Two US executives of investment fund Lone Star may face extradition to South Korea after a Seoul court yesterday issued an arrest warrant on charges of manipulating share prices.
Prosecutors confirmed they would seek to extradite the executives of the Dallas-based fund, which has been beset by legal problems since it bought the ailing Korea Exchange Bank (KEB) in 2003.
The charges are punishable by up to 10 years in jail.
PHOTO: AFP
The court said Lone Star vice chairman Ellis Short and general counsel Michael Thomson had failed to cooperate in the prosecutors' probe. The pair said that even before warrants were issued, they were threatened with arrest if they came to Seoul.
"We have offered repeatedly to come to Korea for questioning, as long as we are allowed to leave. We remain willing to cooperate fully with the prosecutors' investigation if they abide by international standards of justice," Short said in a statement.
The US fund has denied any wrongdoing and has said it is the victim of a politically motivated investigation driven by hostility to foreign investors, who are closely watching the case.
Its attempt to sell KEB for a likely multi-billion dollar profit has been delayed by the prosecution investigations.
The Seoul Central District Court issued the warrants after rejecting two previous requests by prosecutors to arrest Short, Thomson and Yoo Hoe-won, the head of Lone Star Advisers Korea.

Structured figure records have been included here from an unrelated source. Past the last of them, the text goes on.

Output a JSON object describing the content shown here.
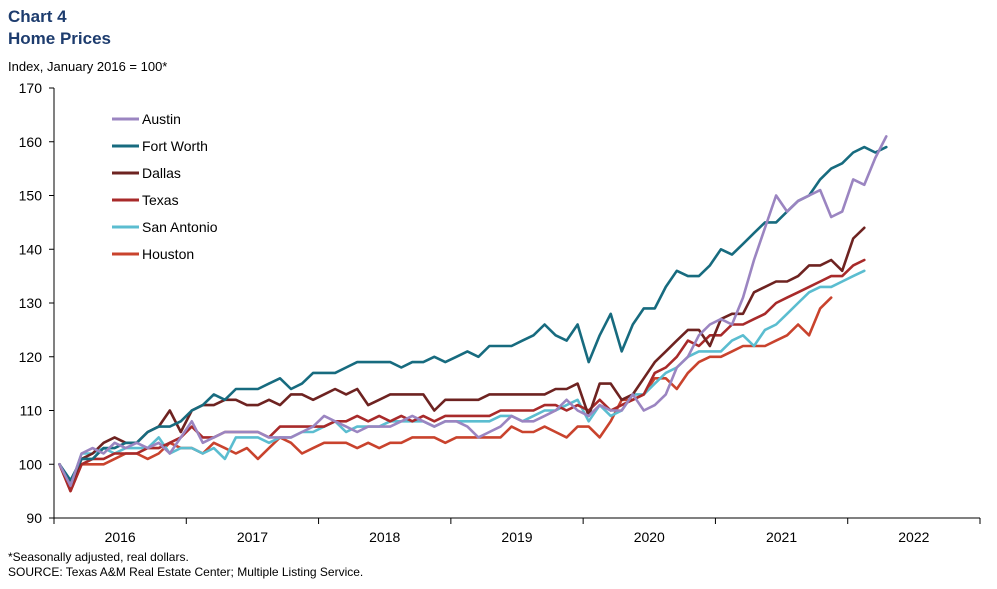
{
  "header": {
    "chart_label": "Chart 4",
    "title": "Home Prices",
    "subtitle": "Index, January 2016 = 100*"
  },
  "footer": {
    "note": "*Seasonally adjusted, real dollars.",
    "source": "SOURCE: Texas A&M Real Estate Center; Multiple Listing Service."
  },
  "chart_data": {
    "type": "line",
    "title": "Home Prices",
    "ylabel": "Index, January 2016 = 100*",
    "xlabel": "",
    "ylim": [
      90,
      170
    ],
    "yticks": [
      90,
      100,
      110,
      120,
      130,
      140,
      150,
      160,
      170
    ],
    "x_year_labels": [
      "2016",
      "2017",
      "2018",
      "2019",
      "2020",
      "2021",
      "2022"
    ],
    "x_start": "2016-01",
    "x_frequency": "monthly",
    "grid": false,
    "legend_position": "top-left",
    "series": [
      {
        "name": "Austin",
        "color": "#9b85c1",
        "values": [
          100,
          96,
          102,
          103,
          102,
          104,
          103,
          104,
          103,
          104,
          102,
          105,
          108,
          104,
          105,
          106,
          106,
          106,
          106,
          105,
          105,
          105,
          106,
          107,
          109,
          108,
          107,
          106,
          107,
          107,
          107,
          108,
          109,
          108,
          107,
          108,
          108,
          107,
          105,
          106,
          107,
          109,
          108,
          108,
          109,
          110,
          112,
          110,
          109,
          111,
          110,
          110,
          113,
          110,
          111,
          113,
          118,
          120,
          124,
          126,
          127,
          126,
          131,
          138,
          144,
          150,
          147,
          149,
          150,
          151,
          146,
          147,
          153,
          152,
          157,
          161
        ]
      },
      {
        "name": "Fort Worth",
        "color": "#176b7f",
        "values": [
          100,
          97,
          101,
          101,
          103,
          103,
          104,
          104,
          106,
          107,
          107,
          108,
          110,
          111,
          113,
          112,
          114,
          114,
          114,
          115,
          116,
          114,
          115,
          117,
          117,
          117,
          118,
          119,
          119,
          119,
          119,
          118,
          119,
          119,
          120,
          119,
          120,
          121,
          120,
          122,
          122,
          122,
          123,
          124,
          126,
          124,
          123,
          126,
          119,
          124,
          128,
          121,
          126,
          129,
          129,
          133,
          136,
          135,
          135,
          137,
          140,
          139,
          141,
          143,
          145,
          145,
          147,
          149,
          150,
          153,
          155,
          156,
          158,
          159,
          158,
          159
        ]
      },
      {
        "name": "Dallas",
        "color": "#6e2321",
        "values": [
          100,
          96,
          101,
          102,
          104,
          105,
          104,
          104,
          106,
          107,
          110,
          106,
          110,
          111,
          111,
          112,
          112,
          111,
          111,
          112,
          111,
          113,
          113,
          112,
          113,
          114,
          113,
          114,
          111,
          112,
          113,
          113,
          113,
          113,
          110,
          112,
          112,
          112,
          112,
          113,
          113,
          113,
          113,
          113,
          113,
          114,
          114,
          115,
          109,
          115,
          115,
          112,
          113,
          116,
          119,
          121,
          123,
          125,
          125,
          122,
          127,
          128,
          128,
          132,
          133,
          134,
          134,
          135,
          137,
          137,
          138,
          136,
          142,
          144
        ]
      },
      {
        "name": "Texas",
        "color": "#a82a2a",
        "values": [
          100,
          95,
          100,
          101,
          101,
          102,
          102,
          102,
          103,
          103,
          104,
          105,
          107,
          105,
          105,
          106,
          106,
          106,
          106,
          105,
          107,
          107,
          107,
          107,
          107,
          108,
          108,
          109,
          108,
          109,
          108,
          109,
          108,
          109,
          108,
          109,
          109,
          109,
          109,
          109,
          110,
          110,
          110,
          110,
          111,
          111,
          110,
          111,
          110,
          112,
          110,
          111,
          112,
          113,
          117,
          118,
          120,
          123,
          122,
          124,
          124,
          126,
          126,
          127,
          128,
          130,
          131,
          132,
          133,
          134,
          135,
          135,
          137,
          138
        ]
      },
      {
        "name": "San Antonio",
        "color": "#5bbdd0",
        "values": [
          100,
          96,
          102,
          102,
          103,
          102,
          103,
          103,
          103,
          105,
          102,
          103,
          103,
          102,
          103,
          101,
          105,
          105,
          105,
          104,
          105,
          105,
          106,
          106,
          107,
          108,
          106,
          107,
          107,
          107,
          108,
          108,
          108,
          108,
          107,
          108,
          108,
          108,
          108,
          108,
          109,
          109,
          108,
          109,
          110,
          110,
          111,
          112,
          108,
          111,
          109,
          110,
          113,
          113,
          115,
          117,
          118,
          120,
          121,
          121,
          121,
          123,
          124,
          122,
          125,
          126,
          128,
          130,
          132,
          133,
          133,
          134,
          135,
          136
        ]
      },
      {
        "name": "Houston",
        "color": "#c9432d",
        "values": [
          100,
          95,
          100,
          100,
          100,
          101,
          102,
          102,
          101,
          102,
          104,
          103,
          103,
          102,
          104,
          103,
          102,
          103,
          101,
          103,
          105,
          104,
          102,
          103,
          104,
          104,
          104,
          103,
          104,
          103,
          104,
          104,
          105,
          105,
          105,
          104,
          105,
          105,
          105,
          105,
          105,
          107,
          106,
          106,
          107,
          106,
          105,
          107,
          107,
          105,
          108,
          112,
          112,
          113,
          116,
          116,
          114,
          117,
          119,
          120,
          120,
          121,
          122,
          122,
          122,
          123,
          124,
          126,
          124,
          129,
          131
        ]
      }
    ]
  }
}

It again refused yesterday to issue an arrest warrant for Yoo, who is in Korea, Yonhap news agency reported.
"The extradition request will be made through diplomatic and judicial authorities of both countries," said Kang Chan-woo, spokesman for the prosecutor general's office.
The procedure may take several months or a few years, he said.

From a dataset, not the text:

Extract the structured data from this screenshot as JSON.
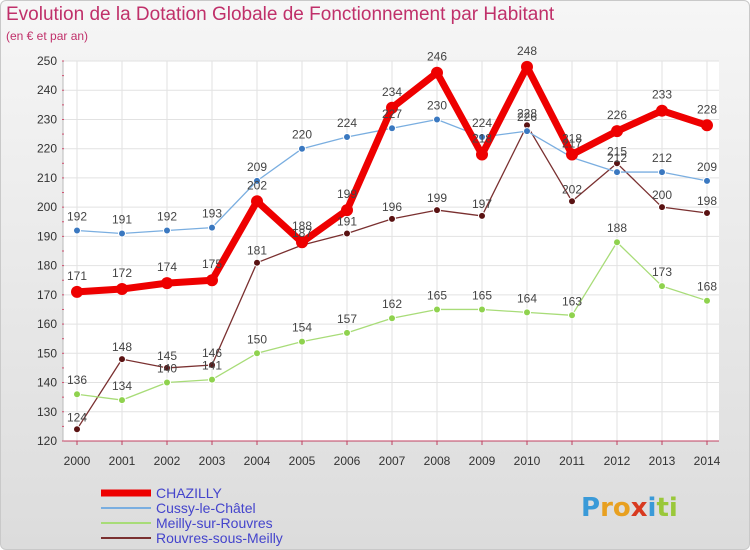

After Lone Star took over KEB, Short, Thomson and Yoo are suspected of manipulating the share price of KEB's credit card unit so it could be absorbed into the main bank more cheaply.
Seoul prosecutors claim smaller shareholders of the card unit suffered losses totaling 22.6 billion won (US$24 million).
Short said he and Thomson were "disappointed" with the decision to issue arrest warrants. He said the decision stemmed from their failure to comply with a prosecution summons to appear for questioning.
"As we have said before, we did not comply with that summons solely because of the prosecutors' threat to put us in jail if we came to Korea for questioning, a condition that is simply not acceptable," Short said.
Senior judge Min Byung-hoon said there were "considerable reasons to suspect that the accused might have committed crimes as depicted in the request for arrest warrants," adding that the investigation had advanced enough to press charges.
"In this regard, these are crimes that require the extradition of the accused," the judge said, also citing prosecutors' claims that the two US executives had six times rejected summonses to appear for questioning.
Lone Star bought a 51 percent stake in KEB for 1.38 trillion won in 2003. It recently signed a deal with top lender Kookmin Bank to sell its current 64.62 percent stake.